The Catholic missionary was fantastic on issues like partial-birth abortion, but more like a Catholic bishop in his support for No Child Left Behind, the Medicare drug entitlement program (now costing taxpayers more than $60 billion a year), and a highway bill with a Christmas tree of earmarks, including the famous "bridge to nowhere."
Santorum cites his father's admonition to put any extra money in the poor box at church to explain his wanting to use the federal government to help the poor.
You get only one or two big issues in a presidential campaign. But in the middle of the second Great Depression, Santorum is on the campaign trail saying, "The reason I ran is 'cause I think people know there is more than just a little narrow issue called 'jobs.'"
Actually, this year, it's pretty much just jobs.
This is going to be a tough election, and a man with the presence of Rick Lazio is not the strongest candidate to send in against Obama. Santorum is more assistant-manager type than presidential material.

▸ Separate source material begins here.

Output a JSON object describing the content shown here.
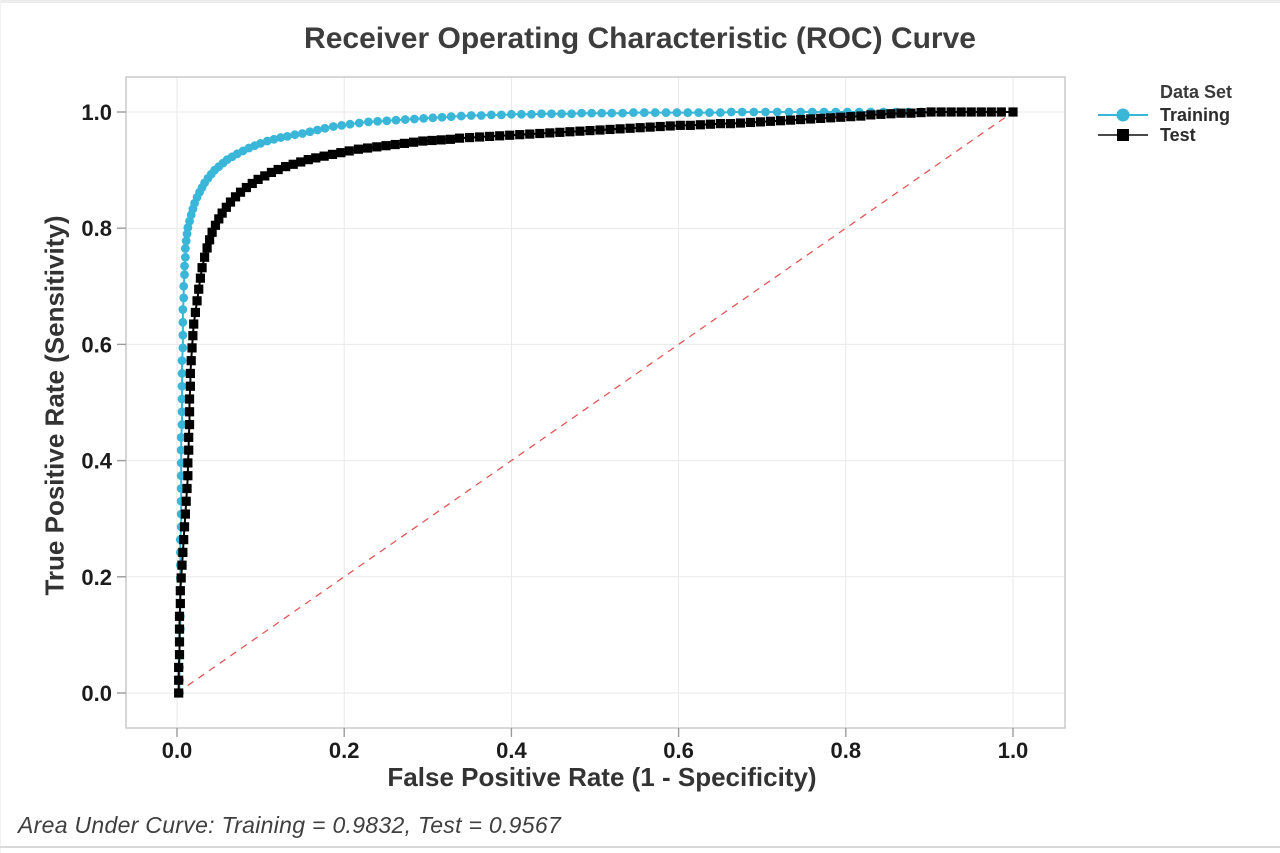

So it was a relief to see that when the first votes in the Republican primary were actually cast -- even in a caucus system ideal for zealots, fanatics and mobs -- reason prevailed. Romney won.
Not a professional politician, Romney has created a lot of jobs and also knows how to fire people, something heretofore untried in the federal workforce, except briefly by Reagan.
Having spent his life turning around companies in the private sector and not sitting on some Senate committee spending money, he'll get to Washington and be as shocked as the rest of us are at how taxpayer money is wasted even by conservative senators like Santorum.
Iowa shows that Republicans are still the party of normal people -- normal people who are determined to defeat Obama.